Wie finanziert sich der Social Venture Fund?
Wir sehen uns ebenfalls als Sozialunternehmen und sind deshalb nicht darauf aus, ein großes Geschäft aus unseren Investments zu schlagen. Jedoch müssen wir natürlich mindestens unsere Kosten decken. Das geschieht dadurch, dass die GmbH & Co. KG als Investitionsgesellschaft eine Verwaltungsgebühr an die GmbH zahlt, von der z.B. unsere Mitarbeiter bezahlt werden. Die GmbH & Co. KG generiert wiederum Einnahmen aus den Beteiligungen an den Sozialunternehmen.
Welche Voraussetzungen müssen Unternehmen erfüllen, um Ihre Unterstützung zu bekommen?
Die wichtigsten Kriterien sind:
- Soziale Wirkung, d.h. die Lösung von gesellschaftlichen Problemen muss im Vordergrund stehen
- Die Sicherstellung der finanziellen Tragfähigkeit, damit die Rückzahlung des Investitionskapitals möglich ist
- Skalierbarkeit der sozialen Wirkung
- Die Idee sollte innovativ sein
Wie läuft der Bewerbungsprozess in der Regel ab?

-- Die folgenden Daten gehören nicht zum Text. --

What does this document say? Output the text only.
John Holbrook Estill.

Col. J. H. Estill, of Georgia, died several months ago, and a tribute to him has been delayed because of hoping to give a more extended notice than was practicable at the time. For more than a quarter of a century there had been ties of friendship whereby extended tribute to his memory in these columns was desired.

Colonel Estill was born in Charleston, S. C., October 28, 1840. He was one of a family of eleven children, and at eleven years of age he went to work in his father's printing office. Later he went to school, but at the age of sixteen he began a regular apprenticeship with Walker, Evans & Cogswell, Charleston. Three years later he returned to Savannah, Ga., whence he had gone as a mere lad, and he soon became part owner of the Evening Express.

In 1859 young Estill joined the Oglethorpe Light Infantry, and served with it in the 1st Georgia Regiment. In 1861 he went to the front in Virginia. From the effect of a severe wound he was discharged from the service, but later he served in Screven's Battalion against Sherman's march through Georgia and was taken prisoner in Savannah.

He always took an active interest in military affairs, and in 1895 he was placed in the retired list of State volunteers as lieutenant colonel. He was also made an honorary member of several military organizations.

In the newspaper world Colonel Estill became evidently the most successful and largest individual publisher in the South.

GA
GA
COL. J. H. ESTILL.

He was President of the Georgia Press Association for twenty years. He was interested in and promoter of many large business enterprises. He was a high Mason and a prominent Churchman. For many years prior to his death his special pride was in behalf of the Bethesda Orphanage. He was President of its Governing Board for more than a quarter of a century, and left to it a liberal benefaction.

Zunächst einmal sollten uns interessierte Unternehmen eine schriftliche Zusammenfassung ihres Vorhabens im Rahmen eines Erstkontaktes zusenden. Diese Zusammenfassung sollte die wichtigsten Informationen zur Geschäftsidee bzw. ihrer Umsetzung enthalten. Im nächsten Schritt – wenn uns die Zusammenfassung überzeugt – fordern wir einen detaillierteren Businessplan an. Sollte uns auch dieser überzeugen, folgen persönliche Gespräche und die klassische Due Diligence Prüfung, wobei diese an die Rahmenbedingungen bei Sozialunternehmen angepasst ist. Erst wenn diese abgeschlossen ist, treffen wir eine Investitionsentscheidung. In der Regel dauert dieser ganze Prozess einige Monate.

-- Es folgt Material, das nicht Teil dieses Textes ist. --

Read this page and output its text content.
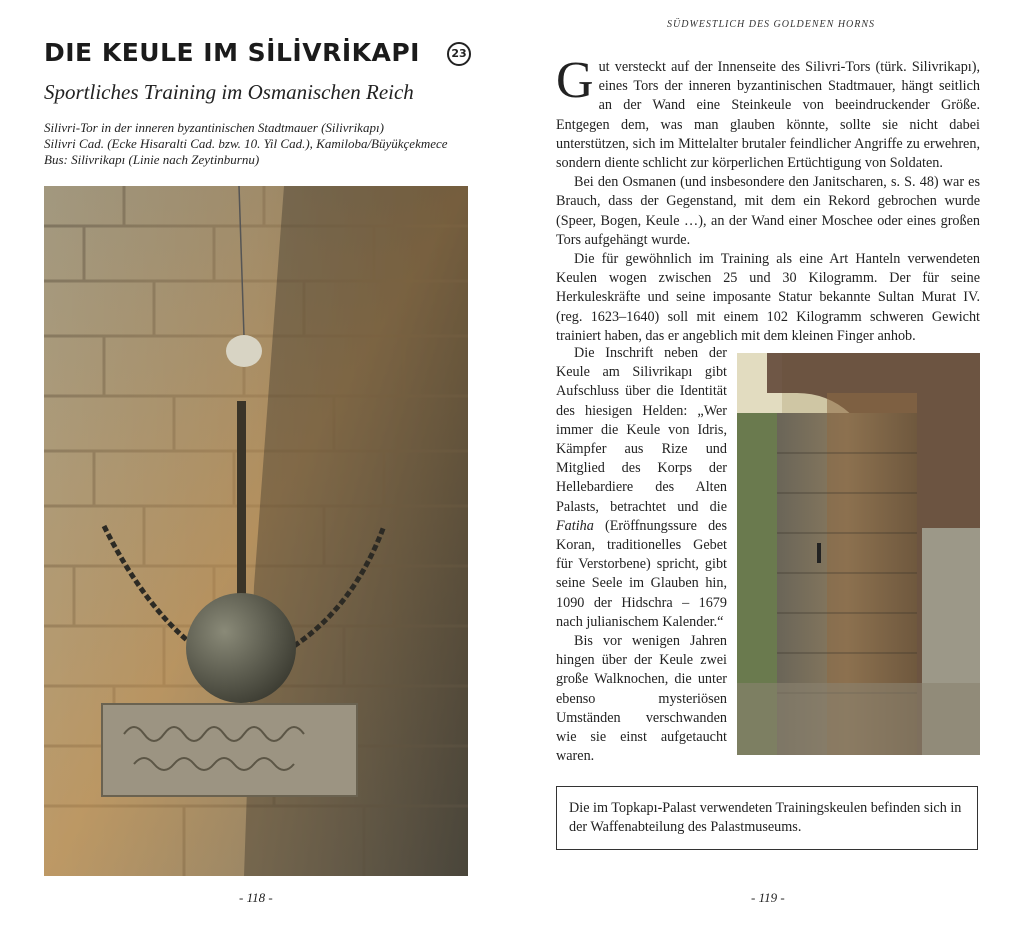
DIE KEULE IM SİLİVRİKAPI	23
Sportliches Training im Osmanischen Reich
Silivri-Tor in der inneren byzantinischen Stadtmauer (Silivrikapı)
Silivri Cad. (Ecke Hisaralti Cad. bzw. 10. Yil Cad.), Kamiloba/Büyükçekmece
Bus: Silivrikapı (Linie nach Zeytinburnu)
- 118 -
SÜDWESTLICH DES GOLDENEN HORNS

Gut versteckt auf der Innenseite des Silivri-Tors (türk. Silivrikapı), eines Tors der inneren byzantinischen Stadtmauer, hängt seitlich an der Wand eine Steinkeule von beeindruckender Größe. Entgegen dem, was man glauben könnte, sollte sie nicht dabei unterstützen, sich im Mittelalter brutaler feindlicher Angriffe zu erwehren, sondern diente schlicht zur körperlichen Ertüchtigung von Soldaten.

Bei den Osmanen (und insbesondere den Janitscharen, s. S. 48) war es Brauch, dass der Gegenstand, mit dem ein Rekord gebrochen wurde (Speer, Bogen, Keule …), an der Wand einer Moschee oder eines großen Tors aufgehängt wurde.

Die für gewöhnlich im Training als eine Art Hanteln verwendeten Keulen wogen zwischen 25 und 30 Kilogramm. Der für seine Herkuleskräfte und seine imposante Statur bekannte Sultan Murat IV. (reg. 1623–1640) soll mit einem 102 Kilogramm schweren Gewicht trainiert haben, das er angeblich mit dem kleinen Finger anhob.

Die Inschrift neben der Keule am Silivrikapı gibt Aufschluss über die Identität des hiesigen Helden: „Wer immer die Keule von Idris, Kämpfer aus Rize und Mitglied des Korps der Hellebardiere des Alten Palasts, betrachtet und die Fatiha (Eröffnungssure des Koran, traditionelles Gebet für Verstorbene) spricht, gibt seine Seele im Glauben hin, 1090 der Hidschra – 1679 nach julianischem Kalender.“

Bis vor wenigen Jahren hingen über der Keule zwei große Walknochen, die unter ebenso mysteriösen Umständen verschwanden wie sie einst aufgetaucht waren.

Die im Topkapı-Palast verwendeten Trainingskeulen befinden sich in der Waffenabteilung des Palastmuseums.
- 119 -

Können Sie etwas zu den Bewerbungszahlen sagen? Ist hier ein Trend zu erkennen?
Aktuell erhalten wir etwa drei bis sechs Anfragen pro Woche – Tendenz steigend. Es scheint so zu sein, dass das Bewusstsein für Social Entrepreneurship stetig ansteigt. Was uns besonders positiv aufgefallen ist, ist, dass sich auch mehr und mehr junge Menschen für Sozialunternehmertum interessieren. Es wächst also eine neue Generation heran, die diese Form von Unternehmertum als Alternative zum klassischen Entrepreneurship anerkennt.
In wie viele Sozialunternehmen haben Sie bereits investiert? Können Sie ein paar Beispiele nennen?

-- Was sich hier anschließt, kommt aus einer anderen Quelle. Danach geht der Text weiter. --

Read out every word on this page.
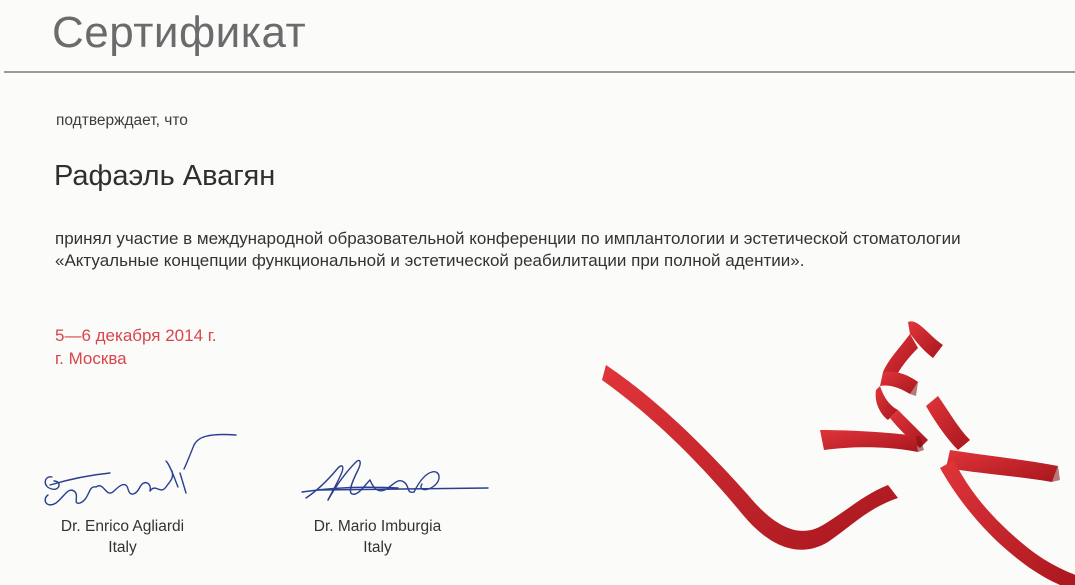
Сертификат
подтверждает, что
Рафаэль Авагян
принял участие в международной образовательной конференции по имплантологии и эстетической стоматологии
«Актуальные концепции функциональной и эстетической реабилитации при полной адентии».
5—6 декабря 2014 г.
г. Москва
Dr. Enrico Agliardi
Italy
Dr. Mario Imburgia
Italy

Bisher haben wir in fünf Unternehmen investiert. Eines der Unternehmen, in das wir investiert haben, ist beispielsweise „Verbavoice“. Verbavoice hat es sich zum Ziel gesetzt, Hörgeschädigten auf eine innovative Art und Weise den Alltag zu vereinfachen, indem es unter anderem einen Echtzeit-Ferndolmetschdienst anbietet.
Ein anderes Investitionsbeispiel ist „Auticon“. Auticon möchte IT-Unternehmen die besonderen Fähigkeiten von sogenannten Asperger-Autisten zur Verfügung stellen. Autisten gelten in der Regel als sehr unkommunikativ, da sie häufig in ihrer eigenen Welt leben, weshalb es für Menschen mit Autismus kaum möglich ist, beruflich tätig zu sein. Auf der anderen Seite besitzen sie außergewöhnliche Talente, die ungenutzt bleiben. Auticon möchte diese Talente sinnvoll zum Einsatz bringen und den autistisch Veranlagten eine Beschäftigung in einem bedarfsgerechten Arbeitsumfeld ermöglichen – eine Win-Win-Situation für alle Beteiligten.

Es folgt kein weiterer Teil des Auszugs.